The latest example of our loss of individual control over health care decisions is playing out deep in the weeds of definitions over what must be counted as medical care and what counts as administrative expense in health insurance — the so-called “medical loss ratio,” or MLR. According to the new law, at least 85% of premium dollars must be spent on medical care for large firms and 80% for smaller ones.
It sounds like a simple and straightforward issue, but a world of challenges and complexity lies beneath the surface. The National Association of Insurance Commissioners (NAIC) has been charged with making recommendations to the federal government about what should and should not be counted in the equation.
To show how consequential the decision is, President Obama briefly scheduled, then canceled, a trip to speak to the NAIC meeting in Seattle in mid-August where the MLR issue was being debated.
Many of the decisions being made by regulators could make it almost impossible for private insurance companies to comply, leading inevitably to a government-run health system.

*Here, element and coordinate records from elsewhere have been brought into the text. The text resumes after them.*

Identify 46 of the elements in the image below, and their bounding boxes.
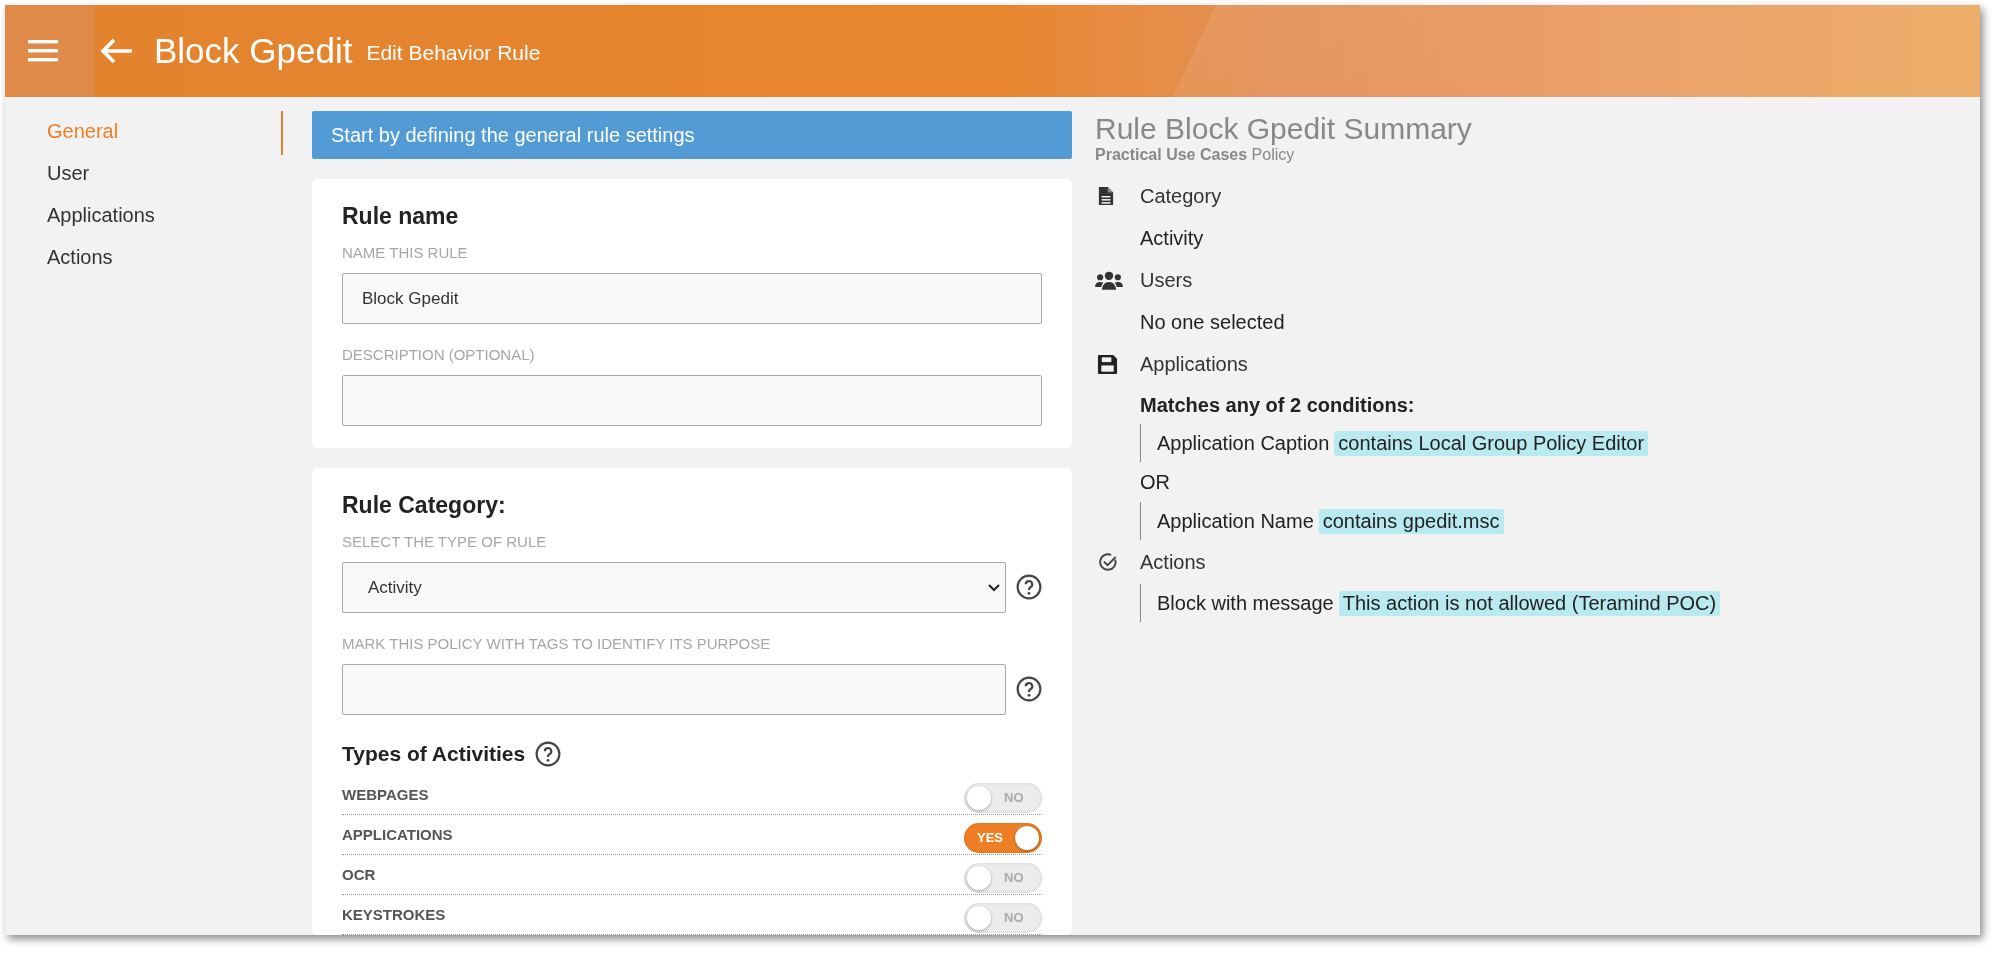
activity-label: WEBPAGES <box>342 786 429 803</box>
highlighted-value: This action is not allowed (Teramind POC) <box>1338 590 1721 616</box>
or-text: OR <box>1140 470 1171 495</box>
input-field[interactable] <box>342 375 1042 426</box>
sidebar-item[interactable]: Applications <box>47 201 155 243</box>
summary-value: Activity <box>1140 226 1205 251</box>
summary-section-heading: Users <box>1140 268 1193 292</box>
summary-title: Rule Block Gpedit Summary <box>1095 112 1473 146</box>
page-subtitle: Edit Behavior Rule <box>366 41 541 65</box>
field-label: DESCRIPTION (OPTIONAL) <box>342 346 536 363</box>
tags-input-field[interactable] <box>342 664 1006 715</box>
card-title: Rule name <box>342 203 460 230</box>
sidebar-item[interactable]: Actions <box>47 243 113 285</box>
help-icon[interactable] <box>535 741 562 767</box>
condition-label: Block with message <box>1157 591 1334 615</box>
chevron-down-icon <box>988 583 1000 592</box>
section-title: Types of Activities <box>342 742 526 766</box>
rule-type-dropdown[interactable]: Activity <box>342 562 1006 613</box>
summary-section-heading: Category <box>1140 184 1222 208</box>
help-icon[interactable] <box>1016 676 1042 702</box>
activity-label: APPLICATIONS <box>342 826 453 843</box>
document-icon <box>1098 186 1114 206</box>
back-arrow-icon[interactable] <box>100 38 134 64</box>
highlighted-value: contains gpedit.msc <box>1318 508 1504 534</box>
activity-label: OCR <box>342 866 376 883</box>
field-label: NAME THIS RULE <box>342 244 469 261</box>
sidebar-item[interactable]: User <box>47 159 90 201</box>
info-banner: Start by defining the general rule settings <box>312 111 1072 159</box>
card-title: Rule Category: <box>342 492 507 519</box>
input-field[interactable]: Block Gpedit <box>342 273 1042 324</box>
condition-label: Application Caption <box>1157 431 1330 455</box>
match-condition-text: Matches any of 2 conditions: <box>1140 393 1416 418</box>
summary-section-heading: Actions <box>1140 550 1206 574</box>
page-title: Block Gpedit <box>154 31 353 71</box>
policy-name: Practical Use Cases Policy <box>1095 146 1296 164</box>
field-label: MARK THIS POLICY WITH TAGS TO IDENTIFY ITS PURPOSE <box>342 635 772 652</box>
users-icon <box>1095 270 1123 290</box>
help-icon[interactable] <box>1016 574 1042 600</box>
check-circle-icon <box>1098 552 1118 572</box>
highlighted-value: contains Local Group Policy Editor <box>1334 430 1649 456</box>
summary-value: No one selected <box>1140 310 1286 335</box>
activity-label: KEYSTROKES <box>342 906 446 923</box>
summary-section-heading: Applications <box>1140 352 1248 376</box>
field-label: SELECT THE TYPE OF RULE <box>342 533 548 550</box>
condition-label: Application Name <box>1157 509 1314 533</box>
menu-icon[interactable] <box>28 40 58 62</box>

Connecticut state insurance commissioner Thomas Sullivan warned, “What we’ve learned since March, is that if you like your health insurance you may not be able to keep it,” he told the Seattle meeting, “and state regulators will have a role in implementing health care as long as that role supports the goals of HHS (the U.S. Department of Health and Human Services), which may not necessarily be what’s in the best interest of consumers.”

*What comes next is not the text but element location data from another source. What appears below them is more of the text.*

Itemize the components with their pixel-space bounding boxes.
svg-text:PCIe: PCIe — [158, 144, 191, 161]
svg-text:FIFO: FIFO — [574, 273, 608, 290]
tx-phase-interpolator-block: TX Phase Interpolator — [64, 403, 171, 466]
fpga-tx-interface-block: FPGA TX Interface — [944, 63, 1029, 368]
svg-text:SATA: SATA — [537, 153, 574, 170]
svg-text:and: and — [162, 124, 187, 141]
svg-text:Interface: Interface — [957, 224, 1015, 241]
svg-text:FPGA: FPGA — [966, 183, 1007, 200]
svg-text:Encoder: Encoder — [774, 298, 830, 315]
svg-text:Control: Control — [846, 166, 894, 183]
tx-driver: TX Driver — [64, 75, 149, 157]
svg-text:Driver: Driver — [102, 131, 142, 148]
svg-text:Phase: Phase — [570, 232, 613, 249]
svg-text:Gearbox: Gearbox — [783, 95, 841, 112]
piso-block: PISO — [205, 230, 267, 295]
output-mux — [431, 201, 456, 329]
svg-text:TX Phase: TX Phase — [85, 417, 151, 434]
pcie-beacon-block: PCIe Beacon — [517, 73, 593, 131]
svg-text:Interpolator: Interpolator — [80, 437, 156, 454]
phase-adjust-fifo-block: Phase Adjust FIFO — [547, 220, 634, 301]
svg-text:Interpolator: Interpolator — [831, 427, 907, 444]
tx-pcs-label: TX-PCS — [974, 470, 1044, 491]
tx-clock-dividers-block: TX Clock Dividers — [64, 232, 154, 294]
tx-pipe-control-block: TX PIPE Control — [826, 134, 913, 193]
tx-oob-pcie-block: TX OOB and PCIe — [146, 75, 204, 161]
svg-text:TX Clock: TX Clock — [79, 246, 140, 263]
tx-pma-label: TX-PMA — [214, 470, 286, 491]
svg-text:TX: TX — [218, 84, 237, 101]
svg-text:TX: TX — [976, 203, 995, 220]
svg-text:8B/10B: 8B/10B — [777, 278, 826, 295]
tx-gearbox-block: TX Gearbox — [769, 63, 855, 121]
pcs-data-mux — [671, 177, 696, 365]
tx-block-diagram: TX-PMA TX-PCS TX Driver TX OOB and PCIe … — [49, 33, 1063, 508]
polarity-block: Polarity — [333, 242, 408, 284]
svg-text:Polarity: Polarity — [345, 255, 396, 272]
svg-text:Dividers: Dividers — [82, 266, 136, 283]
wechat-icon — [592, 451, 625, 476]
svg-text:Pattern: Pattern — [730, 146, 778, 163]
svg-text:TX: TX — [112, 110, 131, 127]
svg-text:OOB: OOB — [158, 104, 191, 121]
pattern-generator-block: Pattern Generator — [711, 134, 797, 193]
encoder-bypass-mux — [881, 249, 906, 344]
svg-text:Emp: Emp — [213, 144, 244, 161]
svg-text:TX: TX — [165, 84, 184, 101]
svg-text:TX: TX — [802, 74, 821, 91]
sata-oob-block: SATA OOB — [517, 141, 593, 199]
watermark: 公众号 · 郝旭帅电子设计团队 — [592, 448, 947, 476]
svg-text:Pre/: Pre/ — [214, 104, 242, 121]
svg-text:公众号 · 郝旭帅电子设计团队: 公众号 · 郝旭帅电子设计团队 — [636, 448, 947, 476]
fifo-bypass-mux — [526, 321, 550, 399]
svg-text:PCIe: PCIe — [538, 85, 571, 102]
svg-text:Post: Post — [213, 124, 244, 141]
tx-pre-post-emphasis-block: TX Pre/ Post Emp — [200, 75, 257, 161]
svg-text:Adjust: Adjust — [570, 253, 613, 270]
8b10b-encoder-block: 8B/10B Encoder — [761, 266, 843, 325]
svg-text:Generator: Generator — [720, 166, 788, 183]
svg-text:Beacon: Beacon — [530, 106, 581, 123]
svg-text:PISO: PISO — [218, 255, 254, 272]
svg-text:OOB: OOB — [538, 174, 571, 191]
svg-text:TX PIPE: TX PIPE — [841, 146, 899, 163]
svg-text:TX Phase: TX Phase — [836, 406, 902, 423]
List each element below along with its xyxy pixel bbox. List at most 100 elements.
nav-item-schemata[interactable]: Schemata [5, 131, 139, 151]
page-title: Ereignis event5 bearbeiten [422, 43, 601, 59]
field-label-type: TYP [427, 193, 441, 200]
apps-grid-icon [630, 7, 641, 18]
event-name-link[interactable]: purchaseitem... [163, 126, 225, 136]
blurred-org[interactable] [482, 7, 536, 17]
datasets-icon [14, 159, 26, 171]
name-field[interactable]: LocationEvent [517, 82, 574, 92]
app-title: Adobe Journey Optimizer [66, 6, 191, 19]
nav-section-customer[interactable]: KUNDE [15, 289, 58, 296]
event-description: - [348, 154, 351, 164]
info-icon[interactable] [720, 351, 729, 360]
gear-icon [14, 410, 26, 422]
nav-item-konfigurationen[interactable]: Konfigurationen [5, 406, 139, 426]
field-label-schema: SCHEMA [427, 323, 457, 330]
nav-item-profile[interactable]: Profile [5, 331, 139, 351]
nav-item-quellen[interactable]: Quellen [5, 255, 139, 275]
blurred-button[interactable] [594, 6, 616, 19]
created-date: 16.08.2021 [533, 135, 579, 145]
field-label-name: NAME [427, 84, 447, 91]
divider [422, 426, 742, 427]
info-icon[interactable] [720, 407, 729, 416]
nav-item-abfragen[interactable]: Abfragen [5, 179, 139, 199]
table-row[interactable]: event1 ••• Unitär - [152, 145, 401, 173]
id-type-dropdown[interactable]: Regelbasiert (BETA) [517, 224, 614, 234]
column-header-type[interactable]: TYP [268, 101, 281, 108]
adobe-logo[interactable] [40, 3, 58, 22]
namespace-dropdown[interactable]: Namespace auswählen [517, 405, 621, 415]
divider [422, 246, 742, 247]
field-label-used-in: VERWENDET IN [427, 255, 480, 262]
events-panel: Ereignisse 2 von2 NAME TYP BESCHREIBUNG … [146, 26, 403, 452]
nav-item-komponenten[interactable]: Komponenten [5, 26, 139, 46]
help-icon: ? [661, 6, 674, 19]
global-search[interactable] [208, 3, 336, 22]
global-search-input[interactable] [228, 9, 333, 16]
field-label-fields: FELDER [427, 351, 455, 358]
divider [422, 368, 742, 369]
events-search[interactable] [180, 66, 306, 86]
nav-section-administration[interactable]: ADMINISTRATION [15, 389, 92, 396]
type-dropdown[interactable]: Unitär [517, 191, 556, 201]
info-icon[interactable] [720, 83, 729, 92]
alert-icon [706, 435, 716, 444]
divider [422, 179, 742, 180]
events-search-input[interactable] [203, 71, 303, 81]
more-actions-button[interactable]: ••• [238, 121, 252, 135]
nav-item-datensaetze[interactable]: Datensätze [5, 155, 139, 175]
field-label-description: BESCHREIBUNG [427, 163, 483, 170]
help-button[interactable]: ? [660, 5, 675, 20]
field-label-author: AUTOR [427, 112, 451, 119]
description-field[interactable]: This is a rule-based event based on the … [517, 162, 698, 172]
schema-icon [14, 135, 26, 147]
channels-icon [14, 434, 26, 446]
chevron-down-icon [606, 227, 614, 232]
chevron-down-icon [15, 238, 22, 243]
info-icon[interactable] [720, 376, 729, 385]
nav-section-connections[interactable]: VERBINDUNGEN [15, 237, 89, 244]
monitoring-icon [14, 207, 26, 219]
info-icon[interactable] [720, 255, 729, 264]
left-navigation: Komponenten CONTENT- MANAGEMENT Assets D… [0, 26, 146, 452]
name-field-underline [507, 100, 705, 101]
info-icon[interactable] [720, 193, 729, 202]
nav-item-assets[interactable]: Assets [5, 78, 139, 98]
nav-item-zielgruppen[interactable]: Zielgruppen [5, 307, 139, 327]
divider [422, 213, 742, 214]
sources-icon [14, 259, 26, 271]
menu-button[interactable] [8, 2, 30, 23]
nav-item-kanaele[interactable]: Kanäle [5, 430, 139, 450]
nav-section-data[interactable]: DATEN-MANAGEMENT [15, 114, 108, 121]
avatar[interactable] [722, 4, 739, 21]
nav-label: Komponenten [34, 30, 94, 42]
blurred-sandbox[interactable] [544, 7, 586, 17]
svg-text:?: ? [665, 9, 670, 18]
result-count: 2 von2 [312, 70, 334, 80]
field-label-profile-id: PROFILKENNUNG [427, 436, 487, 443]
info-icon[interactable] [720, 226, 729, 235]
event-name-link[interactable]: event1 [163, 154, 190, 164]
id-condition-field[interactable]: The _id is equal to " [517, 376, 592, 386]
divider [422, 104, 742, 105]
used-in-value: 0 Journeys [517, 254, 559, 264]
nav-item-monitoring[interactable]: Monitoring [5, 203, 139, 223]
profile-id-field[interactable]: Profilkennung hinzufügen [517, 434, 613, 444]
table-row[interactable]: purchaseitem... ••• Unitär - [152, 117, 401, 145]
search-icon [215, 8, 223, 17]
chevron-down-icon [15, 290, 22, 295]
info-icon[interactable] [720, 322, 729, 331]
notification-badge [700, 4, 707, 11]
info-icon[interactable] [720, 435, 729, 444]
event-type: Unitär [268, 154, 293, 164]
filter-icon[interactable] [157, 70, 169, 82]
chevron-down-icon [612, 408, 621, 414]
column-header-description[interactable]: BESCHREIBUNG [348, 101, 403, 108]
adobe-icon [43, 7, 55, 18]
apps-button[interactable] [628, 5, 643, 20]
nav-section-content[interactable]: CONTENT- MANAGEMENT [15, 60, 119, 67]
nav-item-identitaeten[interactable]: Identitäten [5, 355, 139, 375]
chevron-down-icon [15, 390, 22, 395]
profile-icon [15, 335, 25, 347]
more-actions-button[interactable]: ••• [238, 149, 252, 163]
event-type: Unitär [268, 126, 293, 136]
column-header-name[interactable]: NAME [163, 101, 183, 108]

He later told reporters: “I’m concerned there’s still a lot left to be done in interpretation … I fear that some have an agenda to interpret … with the express purpose of getting to a single-payer option.”
Many other health actuaries and experts at the Seattle meeting said they believed the MLR was meant to be so disruptive to private insurance that it would eventually push us into a single-payer system.
HHS is not obligated to take the recommendations of the NAIC. Ultimately, the bureaucracy will decide. And their decision will be hugely consequential.
An issue that is being most hotly debated right now is whether the federal, state and payroll taxes that insurance companies are required to pay must be counted today as administrative expenses or whether they can be subtracted from premium collections before the calculations are made.
Health insurers say the decision could determine whether they have the money to invest in fighting fraud, setting up networks of qualified physicians and updating information technologies. For other companies, the decision very well could determine whether they survive.
Six senior members of Congress also weighed in on the issue with a letter to the president of the NAIC, saying they meant for taxes to be counted as an administrative expense.
America’s Health Insurance Plans, which represents insurance companies, countered that the legislation specifically says taxes shouldn’t be counted. Other independent analysts have validated the AHIP position.
So the politicization of health care begins, with even the president set to weigh in on a decision that would make most people’s eyes glaze over in the minutia. The president will meet with the NAIC at the White House in September or so to discuss the issue.
It now is clear that decisions about what kind of health insurance we have, how much we must pay, what it covers or doesn’t cover, will be made by politicians and bureaucrats.
This evokes a statement by health economist Paul Starr in his Pulitzer Prize-winning book, “The Social Transformation of American Medicine”: “Political leaders since Bismarck seeking to strengthen the state or to advance their own or their party’s interests have used insurance against the costs of sickness as a means of turning benevolence to power.”
The process has begun. Unless ObamaCare can be rolled back, the politicization of American medicine will reach into the smallest decisions affecting our medical care for decades to come.
And, just five months after the health overhaul law was enacted, we see how the regulatory bureaucracy may well push us into the single-payer, government-run health care system that even the very liberal 111th Congress couldn’t enact.
Published in Investor’s Business Daily, August 20, 2010.